Dilencilik, yardıma muhtaç olduğunu iddia ederek başka insanlardan yiyecek veya para isteme. Geçimini bu şekilde sağlayan kişiye dilenci denir. Dilencilik dünyanın en eski mesleklerinden biridir.
bir ekmek parasını, damlaya damlaya göl oluru geçip; kat kat apartmanların, yazlıkların, son model arabaların sahibi olmayı başarmış sözüm ona yardıma muhtaç insanların zırvaladıkları.
75 yaşlarında, beli bihayli kambur kadının, ağlak ses tonuyla '' açım yavrum! '' demesi insanın gerçekten içini sızlatıyor. ama o kadını her zaman aynı yerde görüp, aynı ses tonuyla '' açım yavrum!! '' demesini duymak gerçekten sinir bozucu. topladığı paralarla gıda zincirleri kurulur.

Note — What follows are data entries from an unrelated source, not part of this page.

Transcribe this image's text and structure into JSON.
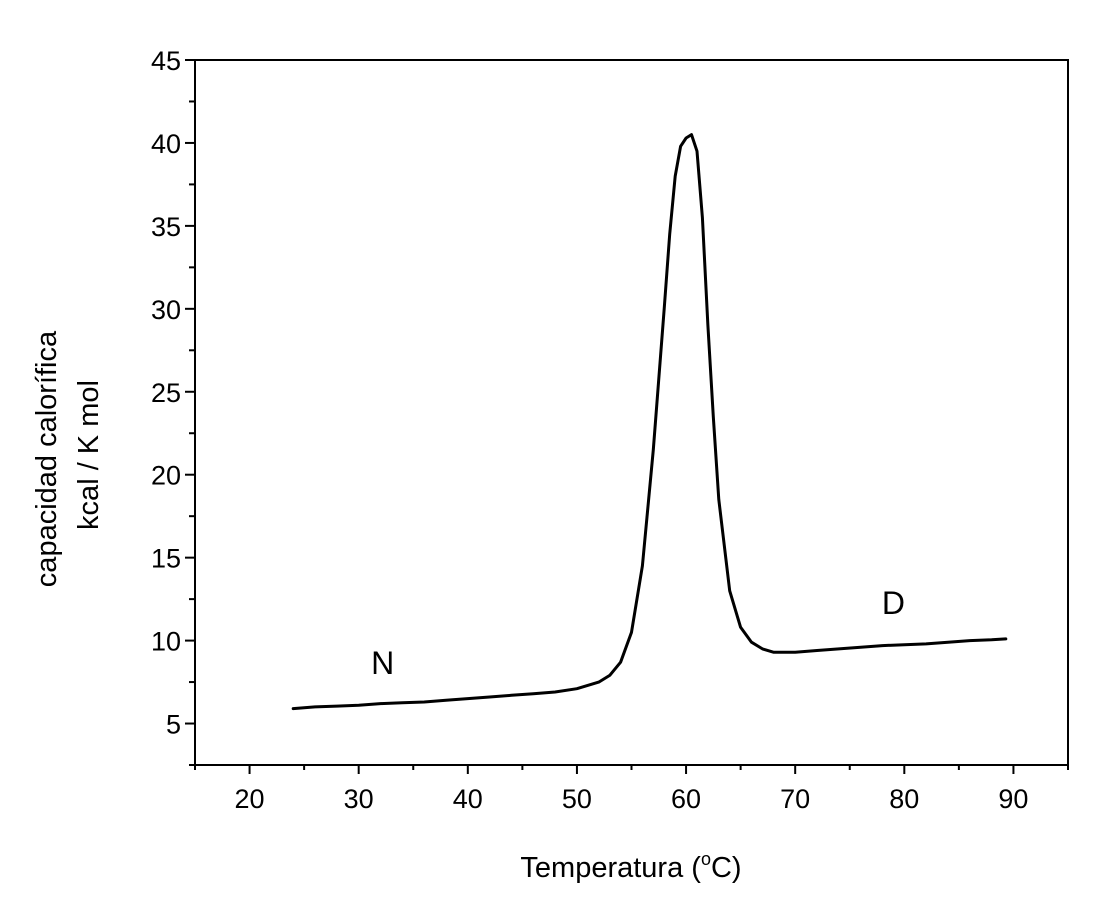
{
  "chart_data": {
    "type": "line",
    "title": "",
    "xlabel": "Temperatura (",
    "xlabel_sup": "o",
    "xlabel_unit": "C)",
    "ylabel_line1": "capacidad calorífica",
    "ylabel_line2": "kcal / K mol",
    "xlim": [
      15,
      95
    ],
    "ylim": [
      2.5,
      45
    ],
    "xticks": [
      20,
      30,
      40,
      50,
      60,
      70,
      80,
      90
    ],
    "yticks": [
      5,
      10,
      15,
      20,
      25,
      30,
      35,
      40,
      45
    ],
    "grid": false,
    "legend": "none",
    "line_color": "#000000",
    "annotations": [
      {
        "text": "N",
        "x": 32.2,
        "y": 8.0
      },
      {
        "text": "D",
        "x": 79.0,
        "y": 11.6
      }
    ],
    "series": [
      {
        "x": [
          24,
          26,
          28,
          30,
          32,
          34,
          36,
          38,
          40,
          42,
          44,
          46,
          48,
          50,
          52,
          53,
          54,
          55,
          56,
          57,
          58,
          58.5,
          59,
          59.5,
          60,
          60.5,
          61,
          61.5,
          62,
          62.5,
          63,
          64,
          65,
          66,
          67,
          68,
          70,
          72,
          74,
          76,
          78,
          80,
          82,
          84,
          86,
          88,
          89.3
        ],
        "y": [
          5.9,
          6.0,
          6.05,
          6.1,
          6.2,
          6.25,
          6.3,
          6.4,
          6.5,
          6.6,
          6.7,
          6.8,
          6.9,
          7.1,
          7.5,
          7.9,
          8.7,
          10.5,
          14.5,
          21.5,
          30.0,
          34.5,
          38.0,
          39.8,
          40.3,
          40.5,
          39.5,
          35.5,
          29.0,
          23.5,
          18.5,
          13.0,
          10.8,
          9.9,
          9.5,
          9.3,
          9.3,
          9.4,
          9.5,
          9.6,
          9.7,
          9.75,
          9.8,
          9.9,
          10.0,
          10.05,
          10.1
        ]
      }
    ]
  }
}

'' Allah rızası için, bi ekmek parası, dilenci değilim çocuğum çok aç, hasta bebeğim için...'' gibi söylemleri anlarımda Mecidiyeköy'ün ortasında 28 yaşında sapasağlam herifin '' abi b.kunu yiyim 25 kuruş verir misin ? '' demesine katlanamadım.
- abla bi ekmek parası, Allah rızası için be..
+ valla sende varsa bize ver kardeş, öğretmenlerin durumu belli?
- abovv senin durum benden de kötü. dur cebimde bikaç kuruş olcaktı.
ha katlanamadıklarımdan birisi de şu; " allah sevdiğine kavuştursun. "
kendilerini aşmışları da vardır. örneğin; adana da takım elbiseli, güneş gözlüklerini takmış bir dilenci sizi çağırıp "yeğnim çaktırmadan 1 lira versene" diyebilir.*
- abi iki liran var mı
- o tavuğu versene (yemek yerken elini menüme soktu)
- abi kahve ver (elimde boş kahve bardağı)
- abi bi lira var mı?
- abi bozuk var mı?
Bugün bizzat hepsine şahit oldum. Artık o klasikleşmiş "abi bi ekmek parası" söylemi tarihe karıştı diyebiliriz.